Gestern bin ich wieder einmal aus Australien zurückgekehrt. Wie schön es wieder war – ich habe mich erneut in Brisbanes Queenslander-Häuser verliebt, viel Kaffee in Melbourne getrunken und konnte nicht genug von Bondis Wellen in Sydney kriegen. Oh Australien!

Nur habe ich diesmal keine australischen Postkarten hier geschrieben. Ich habe diese Seite – meinen kleinen australischen Raum – sehr gern, doch online bin ich weitergezogen.

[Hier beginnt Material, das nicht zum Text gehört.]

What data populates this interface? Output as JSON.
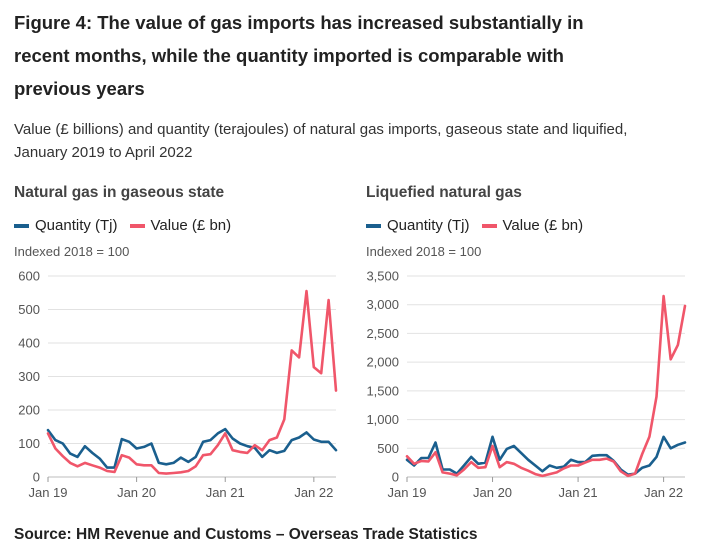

Zu cake+camera und Paper Sail.

Diesmal habe ich ein paar Briefe an Brisbane und Melbourne (und auch bald noch einen an Sydney) auf meinem Reisestückchen-Blog cake+camera geschrieben. Viele Fotos dazu gepostet. Und auch hier Literatur, Kunst, Musik und Filme gefunden. Bitte reist mit, steigt ein und kommt mit mir rüber zu cake+camera! Hier werden wir noch weiterreisen, in nächster Zeit verstärkt nach Sydney und dann – wer weiß, wohin! Ich bringe auf jeden Fall immer Stift, Papier und meine Kamera. Das Fernweh ist nie aufgebraucht. Und es geht nun viel weiter als Australien.

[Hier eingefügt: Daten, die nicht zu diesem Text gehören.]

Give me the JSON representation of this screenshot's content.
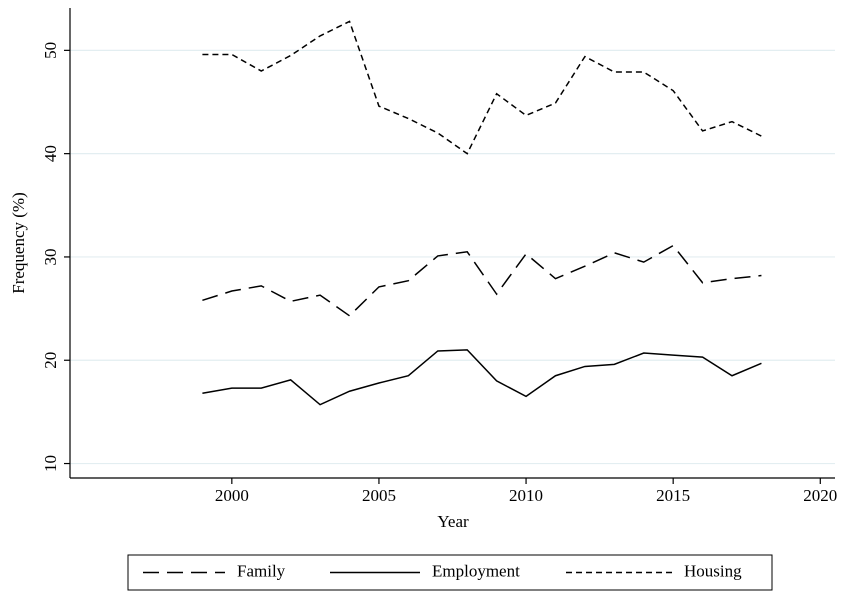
{
  "chart_data": {
    "type": "line",
    "x_label": "Year",
    "y_label": "Frequency (%)",
    "x": [
      1999,
      2000,
      2001,
      2002,
      2003,
      2004,
      2005,
      2006,
      2007,
      2008,
      2009,
      2010,
      2011,
      2012,
      2013,
      2014,
      2015,
      2016,
      2017,
      2018
    ],
    "series": [
      {
        "name": "Family",
        "color": "#000000",
        "dash": "longdash",
        "values": [
          25.8,
          26.7,
          27.2,
          25.7,
          26.3,
          24.3,
          27.1,
          27.7,
          30.1,
          30.5,
          26.4,
          30.3,
          27.9,
          29.1,
          30.4,
          29.5,
          31.1,
          27.5,
          27.9,
          28.2
        ]
      },
      {
        "name": "Employment",
        "color": "#000000",
        "dash": "solid",
        "values": [
          16.8,
          17.3,
          17.3,
          18.1,
          15.7,
          17.0,
          17.8,
          18.5,
          20.9,
          21.0,
          18.0,
          16.5,
          18.5,
          19.4,
          19.6,
          20.7,
          20.5,
          20.3,
          18.5,
          19.7
        ]
      },
      {
        "name": "Housing",
        "color": "#000000",
        "dash": "shortdash",
        "values": [
          49.6,
          49.6,
          48.0,
          49.5,
          51.4,
          52.8,
          44.6,
          43.4,
          42.0,
          40.0,
          45.8,
          43.7,
          44.9,
          49.4,
          47.9,
          47.9,
          46.1,
          42.2,
          43.1,
          41.7
        ]
      }
    ],
    "xlim": [
      1994.5,
      2020.5
    ],
    "xticks": [
      2000,
      2005,
      2010,
      2015,
      2020
    ],
    "ylim": [
      8.6,
      54.1
    ],
    "yticks": [
      10,
      20,
      30,
      40,
      50
    ],
    "grid": true,
    "legend": "bottom"
  }
}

In Australien habe ich mich diesmal auch verstärkt auf die Buchladensuche gemacht für mein neues Projekt Paper Sail – a journy and a guide to bookshops around the world. Wollt ihr mit mir buchladenreisen gehen? Im Gepäck sind wunderbare Buchläden, stadtgebundene Literaturvorschläge, Buchhandelgeschichten und weitere Tips für schöne Plätze drumherum.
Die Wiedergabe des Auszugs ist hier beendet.